Quanto meno una sottovalutazione del fatto che oggi che il treno ad alta velocità ha sostituito l’aereo nel connettere l’Italia il danno – assolutamente prevedibile - da crisi ferroviaria è cento volte più grave di quando la neve bloccava Termini negli anni ottanta.
Il fatto che la legge contro l’overdesign non si riveli troppo ferrea e che i 10 cm di neve abbiano fatto il miracolo di indurre le Fs a concordare in tutta fretta con il Ministero delle infrastrutture l’attrezzaggio di tutta la rete laziale con sistemi antineve e antighiaccio, non fa che confermare l’errore di valutazione strategica.
Che non è, per dare ad ognuno il suo, tutta colpa delle Fs.

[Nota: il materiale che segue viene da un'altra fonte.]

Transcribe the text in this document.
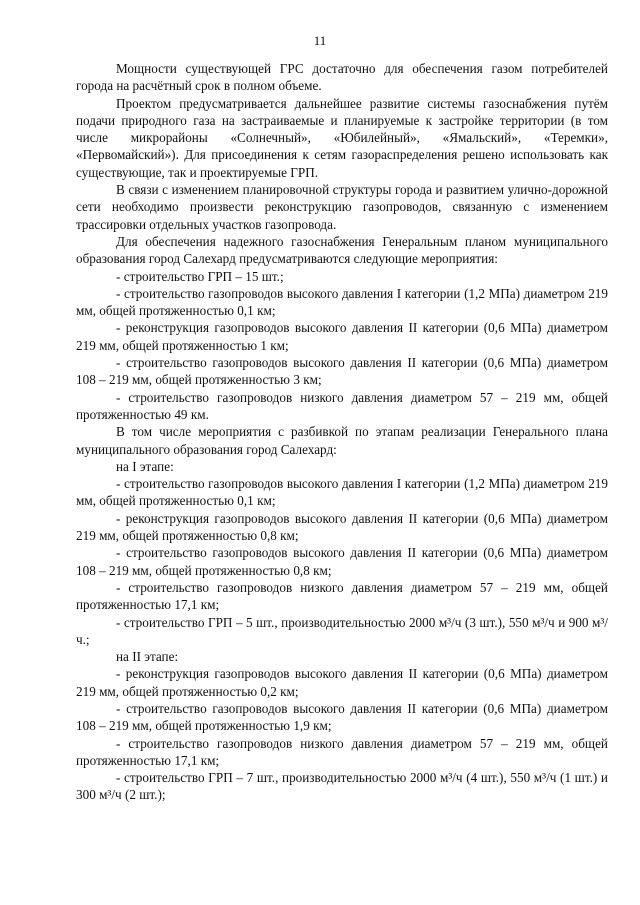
11

Мощности существующей ГРС достаточно для обеспечения газом потребителей города на расчётный срок в полном объеме.

Проектом предусматривается дальнейшее развитие системы газоснабжения путём подачи природного газа на застраиваемые и планируемые к застройке территории (в том числе микрорайоны «Солнечный», «Юбилейный», «Ямальский», «Теремки», «Первомайский»). Для присоединения к сетям газораспределения решено использовать как существующие, так и проектируемые ГРП.

В связи с изменением планировочной структуры города и развитием улично-дорожной сети необходимо произвести реконструкцию газопроводов, связанную с изменением трассировки отдельных участков газопровода.

Для обеспечения надежного газоснабжения Генеральным планом муниципального образования город Салехард предусматриваются следующие мероприятия:

- строительство ГРП – 15 шт.;

- строительство газопроводов высокого давления I категории (1,2 МПа) диаметром 219 мм, общей протяженностью 0,1 км;

- реконструкция газопроводов высокого давления II категории (0,6 МПа) диаметром 219 мм, общей протяженностью 1 км;

- строительство газопроводов высокого давления II категории (0,6 МПа) диаметром 108 – 219 мм, общей протяженностью 3 км;

- строительство газопроводов низкого давления диаметром 57 – 219 мм, общей протяженностью 49 км.

В том числе мероприятия с разбивкой по этапам реализации Генерального плана муниципального образования город Салехард:

на I этапе:

- строительство газопроводов высокого давления I категории (1,2 МПа) диаметром 219 мм, общей протяженностью 0,1 км;

- реконструкция газопроводов высокого давления II категории (0,6 МПа) диаметром 219 мм, общей протяженностью 0,8 км;

- строительство газопроводов высокого давления II категории (0,6 МПа) диаметром 108 – 219 мм, общей протяженностью 0,8 км;

- строительство газопроводов низкого давления диаметром 57 – 219 мм, общей протяженностью 17,1 км;

- строительство ГРП – 5 шт., производительностью 2000 м³/ч (3 шт.), 550 м³/ч и 900 м³/ч.;

на II этапе:

- реконструкция газопроводов высокого давления II категории (0,6 МПа) диаметром 219 мм, общей протяженностью 0,2 км;

- строительство газопроводов высокого давления II категории (0,6 МПа) диаметром 108 – 219 мм, общей протяженностью 1,9 км;

- строительство газопроводов низкого давления диаметром 57 – 219 мм, общей протяженностью 17,1 км;

- строительство ГРП – 7 шт., производительностью 2000 м³/ч (4 шт.), 550 м³/ч (1 шт.) и 300 м³/ч (2 шт.);
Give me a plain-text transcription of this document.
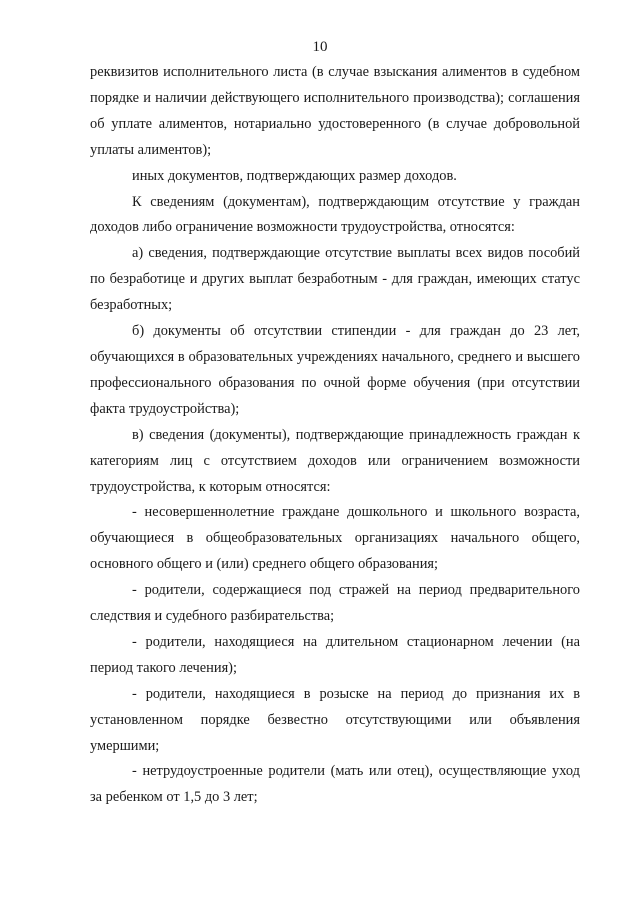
10

реквизитов исполнительного листа (в случае взыскания алиментов в судебном порядке и наличии действующего исполнительного производства); соглашения об уплате алиментов, нотариально удостоверенного (в случае добровольной уплаты алиментов);

иных документов, подтверждающих размер доходов.

К сведениям (документам), подтверждающим отсутствие у граждан доходов либо ограничение возможности трудоустройства, относятся:

а) сведения, подтверждающие отсутствие выплаты всех видов пособий по безработице и других выплат безработным - для граждан, имеющих статус безработных;

б) документы об отсутствии стипендии - для граждан до 23 лет, обучающихся в образовательных учреждениях начального, среднего и высшего профессионального образования по очной форме обучения (при отсутствии факта трудоустройства);

в) сведения (документы), подтверждающие принадлежность граждан к категориям лиц с отсутствием доходов или ограничением возможности трудоустройства, к которым относятся:

- несовершеннолетние граждане дошкольного и школьного возраста, обучающиеся в общеобразовательных организациях начального общего, основного общего и (или) среднего общего образования;

- родители, содержащиеся под стражей на период предварительного следствия и судебного разбирательства;

- родители, находящиеся на длительном стационарном лечении (на период такого лечения);

- родители, находящиеся в розыске на период до признания их в установленном порядке безвестно отсутствующими или объявления умершими;

- нетрудоустроенные родители (мать или отец), осуществляющие уход за ребенком от 1,5 до 3 лет;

Il «divieto di overdesign»
che corrisponde alla preferenza per le opere «snelle», principio orgogliosamente sbandierato nell’Allegato infrastrutture 2017, il manifesto della politica infrastrutturale italiana, è figlio di due condizioni oggettive e di una sottovalutazione strategica.
Le condizioni oggettive sono prima di tutto la carenza di risorse pubbliche dedicabili all’ammodernamento delle infrastrutture italiane: tutte, quelle economiche (trasporti, energia, banda larga, etc.) , quelle sociali (scuole, ospedali e strutture per anziani) quelle ambientali (rete idrica, smaltimento rifiuti, etc) e quelle di prevenzione rischi (idrogeologico, sismico, vulcanico etc.) per i vincoli da risanamento della finanza pubblica, per l’eccesso di debito pubblico e per l’incapacità di spostare risorse della spesa corrente alla spesa in investimenti.
La seconda condizione oggettiva è la inefficienza e corruzione palesatasi nella realizzazione delle «grandi opere» con la produzione di sprechi annidati in opere progettate in eccesso (overdesign) e poco «snelle» ad arte. Ma al di sopra di questo vi è una sostanziale sottovalutazione della drammatica urgenza e necessità di ammodernare il sistema infrastrutturale italiano che non ha più solo bisogno di recuperare il tempo perduto per gli investimenti in non fatti negli ultimi vent’anni, ma che si trova a dover tener conto della obsolescenza di gran parte del patrimonio infrastrutturale esistente, resa evidente dalla innovazione tecnologica e globalizzazione dei mercati.
Non possiamo più accontentarci di lustrare le carrozze, abbiamo bisogno di automobili nuove, come quelle che girano nel resto del mondo. Se, nel mondo delle infrastrutture, non passiamo presto dagli impianti esistenti, di oggi, a quelli adeguati, di domani, difficilmente garantiremo la necessaria competitività delle nostre imprese ancor prima, se possibile, della qualità della vita dei nostri cittadini.